With India expecting cotton production of 400 lakh bales this season (October 2017 to September 2018), the Cotton Corporation of India should procure at least 100 lakh bales during the peak arrival months so that prices remain stable, said J. Thulasidharan, president of Indian Cotton Federation.
In a memorandum to the Prime Minister, Mr. Thulasidharan said that according to the International Cotton Advisory Committee, globally cotton production is expected to be 75 % in surplus during the current year. This is likely to impact prices, especially for farmers in the country.
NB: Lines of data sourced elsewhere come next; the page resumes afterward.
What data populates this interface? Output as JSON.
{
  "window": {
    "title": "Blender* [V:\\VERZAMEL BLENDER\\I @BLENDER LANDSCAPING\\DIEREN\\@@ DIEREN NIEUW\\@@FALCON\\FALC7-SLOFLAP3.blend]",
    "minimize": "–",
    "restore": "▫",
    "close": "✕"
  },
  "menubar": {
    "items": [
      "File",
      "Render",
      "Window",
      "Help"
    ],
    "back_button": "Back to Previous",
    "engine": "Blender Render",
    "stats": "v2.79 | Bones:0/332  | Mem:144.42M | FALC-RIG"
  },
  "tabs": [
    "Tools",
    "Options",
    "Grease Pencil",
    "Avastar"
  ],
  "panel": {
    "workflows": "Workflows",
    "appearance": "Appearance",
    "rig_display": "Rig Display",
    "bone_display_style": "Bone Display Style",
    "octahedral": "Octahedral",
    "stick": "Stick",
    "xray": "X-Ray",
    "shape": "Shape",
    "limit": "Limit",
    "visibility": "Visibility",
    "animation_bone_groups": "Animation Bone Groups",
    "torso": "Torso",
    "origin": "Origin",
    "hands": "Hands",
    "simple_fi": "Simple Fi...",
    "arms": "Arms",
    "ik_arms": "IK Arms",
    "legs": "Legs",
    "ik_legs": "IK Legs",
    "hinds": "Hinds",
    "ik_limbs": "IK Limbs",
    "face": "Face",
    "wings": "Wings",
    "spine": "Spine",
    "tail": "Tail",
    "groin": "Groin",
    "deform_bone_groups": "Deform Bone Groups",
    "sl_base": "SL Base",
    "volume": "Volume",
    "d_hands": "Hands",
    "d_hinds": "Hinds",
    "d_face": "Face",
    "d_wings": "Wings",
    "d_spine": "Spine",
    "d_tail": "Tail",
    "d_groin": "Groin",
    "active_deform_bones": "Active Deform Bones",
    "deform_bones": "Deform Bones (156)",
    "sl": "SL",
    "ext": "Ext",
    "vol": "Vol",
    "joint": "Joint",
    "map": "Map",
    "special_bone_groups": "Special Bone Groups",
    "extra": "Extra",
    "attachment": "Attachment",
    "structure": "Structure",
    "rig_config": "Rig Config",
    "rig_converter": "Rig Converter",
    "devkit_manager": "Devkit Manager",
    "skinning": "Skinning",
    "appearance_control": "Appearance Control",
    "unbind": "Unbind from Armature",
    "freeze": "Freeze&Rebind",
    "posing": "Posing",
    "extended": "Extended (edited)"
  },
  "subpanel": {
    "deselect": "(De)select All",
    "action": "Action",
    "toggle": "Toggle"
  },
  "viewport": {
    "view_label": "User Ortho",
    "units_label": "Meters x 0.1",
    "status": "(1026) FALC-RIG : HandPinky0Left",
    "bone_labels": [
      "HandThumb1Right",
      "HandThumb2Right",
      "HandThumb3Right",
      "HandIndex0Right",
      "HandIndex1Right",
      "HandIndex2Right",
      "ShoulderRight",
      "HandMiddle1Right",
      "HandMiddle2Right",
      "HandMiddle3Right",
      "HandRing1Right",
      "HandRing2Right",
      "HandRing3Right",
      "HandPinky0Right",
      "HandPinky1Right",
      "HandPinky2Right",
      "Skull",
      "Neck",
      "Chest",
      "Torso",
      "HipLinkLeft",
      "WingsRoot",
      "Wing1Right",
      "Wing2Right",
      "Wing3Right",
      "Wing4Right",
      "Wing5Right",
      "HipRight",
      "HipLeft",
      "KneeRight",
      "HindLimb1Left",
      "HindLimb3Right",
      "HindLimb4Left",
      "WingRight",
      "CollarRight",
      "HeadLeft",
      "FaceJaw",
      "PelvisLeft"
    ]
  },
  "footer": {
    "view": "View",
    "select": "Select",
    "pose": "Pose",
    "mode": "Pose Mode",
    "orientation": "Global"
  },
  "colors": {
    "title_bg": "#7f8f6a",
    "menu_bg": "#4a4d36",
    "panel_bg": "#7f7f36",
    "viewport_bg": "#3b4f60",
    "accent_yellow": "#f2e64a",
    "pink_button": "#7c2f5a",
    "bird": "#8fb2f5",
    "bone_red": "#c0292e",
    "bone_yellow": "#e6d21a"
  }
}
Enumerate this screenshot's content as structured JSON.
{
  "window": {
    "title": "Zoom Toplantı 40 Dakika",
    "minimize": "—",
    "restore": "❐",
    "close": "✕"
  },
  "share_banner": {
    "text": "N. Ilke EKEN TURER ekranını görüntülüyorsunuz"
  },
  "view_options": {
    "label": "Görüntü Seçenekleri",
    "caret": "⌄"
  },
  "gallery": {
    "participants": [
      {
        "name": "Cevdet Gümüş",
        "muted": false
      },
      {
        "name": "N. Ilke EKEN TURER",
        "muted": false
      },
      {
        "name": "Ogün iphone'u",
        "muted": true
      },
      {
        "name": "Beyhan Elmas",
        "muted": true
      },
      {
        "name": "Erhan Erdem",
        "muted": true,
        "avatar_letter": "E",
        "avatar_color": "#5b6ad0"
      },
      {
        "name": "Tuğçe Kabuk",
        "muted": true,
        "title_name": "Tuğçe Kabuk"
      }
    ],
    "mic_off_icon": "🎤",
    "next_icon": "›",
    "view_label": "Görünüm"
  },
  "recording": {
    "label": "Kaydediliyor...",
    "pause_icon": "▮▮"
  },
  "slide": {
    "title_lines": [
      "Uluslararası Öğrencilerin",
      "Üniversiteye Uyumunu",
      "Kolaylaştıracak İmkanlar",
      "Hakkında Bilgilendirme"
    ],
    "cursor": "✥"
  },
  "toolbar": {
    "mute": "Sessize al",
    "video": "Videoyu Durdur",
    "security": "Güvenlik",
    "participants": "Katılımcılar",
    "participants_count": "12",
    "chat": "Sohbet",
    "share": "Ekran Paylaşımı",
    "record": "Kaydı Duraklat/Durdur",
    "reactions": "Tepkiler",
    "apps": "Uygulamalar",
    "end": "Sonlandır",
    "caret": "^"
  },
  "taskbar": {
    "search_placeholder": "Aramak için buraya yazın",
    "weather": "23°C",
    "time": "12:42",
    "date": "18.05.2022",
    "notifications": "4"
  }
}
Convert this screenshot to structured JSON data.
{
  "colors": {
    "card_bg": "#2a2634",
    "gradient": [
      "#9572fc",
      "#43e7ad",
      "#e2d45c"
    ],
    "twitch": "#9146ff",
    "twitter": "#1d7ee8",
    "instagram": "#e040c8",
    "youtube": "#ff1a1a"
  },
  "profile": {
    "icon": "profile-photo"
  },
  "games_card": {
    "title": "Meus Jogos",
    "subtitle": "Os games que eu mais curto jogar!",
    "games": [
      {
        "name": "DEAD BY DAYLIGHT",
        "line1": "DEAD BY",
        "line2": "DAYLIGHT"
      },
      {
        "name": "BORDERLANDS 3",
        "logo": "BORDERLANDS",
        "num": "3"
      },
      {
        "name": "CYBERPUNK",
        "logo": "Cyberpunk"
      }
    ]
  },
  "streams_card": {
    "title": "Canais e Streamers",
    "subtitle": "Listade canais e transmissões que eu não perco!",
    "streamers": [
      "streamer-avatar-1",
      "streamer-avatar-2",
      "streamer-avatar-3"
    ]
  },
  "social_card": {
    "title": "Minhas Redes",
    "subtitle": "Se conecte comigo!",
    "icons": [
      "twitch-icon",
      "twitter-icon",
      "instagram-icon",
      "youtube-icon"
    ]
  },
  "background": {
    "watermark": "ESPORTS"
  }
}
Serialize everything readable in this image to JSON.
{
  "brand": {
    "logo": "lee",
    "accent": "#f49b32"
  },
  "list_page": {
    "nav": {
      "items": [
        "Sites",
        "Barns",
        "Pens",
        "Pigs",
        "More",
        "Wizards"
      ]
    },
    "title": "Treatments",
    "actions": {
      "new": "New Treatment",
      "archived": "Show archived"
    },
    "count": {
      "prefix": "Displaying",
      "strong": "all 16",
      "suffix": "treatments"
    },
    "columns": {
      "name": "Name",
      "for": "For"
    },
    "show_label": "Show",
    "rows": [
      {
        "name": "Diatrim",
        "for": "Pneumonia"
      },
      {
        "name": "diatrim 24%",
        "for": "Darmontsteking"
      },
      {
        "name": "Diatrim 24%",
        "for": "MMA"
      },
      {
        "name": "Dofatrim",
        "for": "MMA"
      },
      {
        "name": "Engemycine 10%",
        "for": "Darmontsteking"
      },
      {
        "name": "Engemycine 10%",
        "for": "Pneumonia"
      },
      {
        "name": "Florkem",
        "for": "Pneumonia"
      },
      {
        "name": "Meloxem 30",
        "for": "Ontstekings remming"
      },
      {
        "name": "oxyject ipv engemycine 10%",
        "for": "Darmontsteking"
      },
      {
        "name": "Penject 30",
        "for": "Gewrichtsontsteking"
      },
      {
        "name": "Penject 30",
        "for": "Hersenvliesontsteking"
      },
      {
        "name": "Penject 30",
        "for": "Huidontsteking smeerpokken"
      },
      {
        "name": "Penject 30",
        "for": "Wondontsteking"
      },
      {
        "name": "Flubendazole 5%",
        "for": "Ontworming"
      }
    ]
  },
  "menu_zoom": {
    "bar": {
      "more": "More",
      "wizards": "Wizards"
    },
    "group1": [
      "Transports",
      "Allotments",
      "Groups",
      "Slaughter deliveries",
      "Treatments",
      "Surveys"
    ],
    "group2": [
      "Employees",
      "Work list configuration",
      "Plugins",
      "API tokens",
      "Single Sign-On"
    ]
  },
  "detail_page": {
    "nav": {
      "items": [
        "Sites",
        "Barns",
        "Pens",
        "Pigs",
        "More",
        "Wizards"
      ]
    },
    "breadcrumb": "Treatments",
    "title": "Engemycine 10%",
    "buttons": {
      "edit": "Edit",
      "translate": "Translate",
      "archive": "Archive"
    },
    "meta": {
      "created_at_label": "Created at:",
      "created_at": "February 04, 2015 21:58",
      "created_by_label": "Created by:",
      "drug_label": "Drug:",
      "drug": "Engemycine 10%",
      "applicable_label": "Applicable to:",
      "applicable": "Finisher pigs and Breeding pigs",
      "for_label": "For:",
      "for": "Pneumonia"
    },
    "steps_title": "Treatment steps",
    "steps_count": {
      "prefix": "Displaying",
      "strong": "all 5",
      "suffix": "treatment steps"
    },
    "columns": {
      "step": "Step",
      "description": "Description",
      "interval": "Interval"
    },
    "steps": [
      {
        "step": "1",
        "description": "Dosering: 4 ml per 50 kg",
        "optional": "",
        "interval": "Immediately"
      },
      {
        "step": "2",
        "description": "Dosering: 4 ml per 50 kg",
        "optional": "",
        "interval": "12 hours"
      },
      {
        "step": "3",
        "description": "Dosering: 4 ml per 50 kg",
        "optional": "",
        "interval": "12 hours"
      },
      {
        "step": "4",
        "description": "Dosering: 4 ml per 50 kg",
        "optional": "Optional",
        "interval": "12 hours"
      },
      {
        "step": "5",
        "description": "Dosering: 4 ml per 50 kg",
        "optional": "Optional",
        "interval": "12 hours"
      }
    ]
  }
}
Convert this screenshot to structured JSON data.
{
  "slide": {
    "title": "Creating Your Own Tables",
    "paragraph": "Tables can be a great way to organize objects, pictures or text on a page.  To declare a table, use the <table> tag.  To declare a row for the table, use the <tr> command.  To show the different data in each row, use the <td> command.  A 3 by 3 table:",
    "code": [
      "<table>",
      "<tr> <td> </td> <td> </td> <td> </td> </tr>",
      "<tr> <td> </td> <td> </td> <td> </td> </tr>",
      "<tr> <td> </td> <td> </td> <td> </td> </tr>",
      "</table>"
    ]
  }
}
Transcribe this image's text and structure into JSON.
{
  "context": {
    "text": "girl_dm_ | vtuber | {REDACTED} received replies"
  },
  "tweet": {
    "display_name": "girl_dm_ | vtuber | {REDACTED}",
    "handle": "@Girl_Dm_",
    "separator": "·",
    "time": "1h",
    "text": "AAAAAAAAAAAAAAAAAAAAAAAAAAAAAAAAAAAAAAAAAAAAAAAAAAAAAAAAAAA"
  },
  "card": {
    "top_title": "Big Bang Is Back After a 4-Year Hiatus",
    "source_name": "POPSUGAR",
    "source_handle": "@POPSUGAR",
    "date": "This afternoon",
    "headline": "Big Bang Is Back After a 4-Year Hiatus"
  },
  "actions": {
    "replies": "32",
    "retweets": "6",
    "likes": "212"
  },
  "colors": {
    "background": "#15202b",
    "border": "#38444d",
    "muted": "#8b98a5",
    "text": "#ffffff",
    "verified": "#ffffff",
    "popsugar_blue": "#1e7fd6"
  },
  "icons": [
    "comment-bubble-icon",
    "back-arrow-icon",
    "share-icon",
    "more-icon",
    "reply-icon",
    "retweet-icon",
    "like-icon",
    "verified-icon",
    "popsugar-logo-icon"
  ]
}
In India, most of the arrivals will be between November 2017 and February 2018. There might not be sufficient buyers in the market during this period and only those who have financial resources will buy cotton in bulk. There are possibilities of more exports too. In order to ensure that farmers get remunerative prices, the Cotton Corporation of India (CCI) should step in and buy 100 lakh bales during the peak season.
Farmers in Gujarat, Telangana, Andhra Pradesh, and Maharashtra will benefit if the Government agency steps in and buys substantial quantity.
It should ensure that the prices do not drop below the Minimum Support Price. The CCI can supply cotton to the mills directly in the later months of the season. Thus, there will be price stability throughout the season and farmers and the mills will benefit. The domestic textile mills are expected to consumer 300 to 310 lakh bales of cotton.
Further, in order to help the industry invest in value addition and buy more cotton, the commercial banks should finance the textile mills at 7 % interest and 15 % margin money under the NABARD Agri Finance so that the mills can buy cotton. This will ensure raw material security to the mills, he added.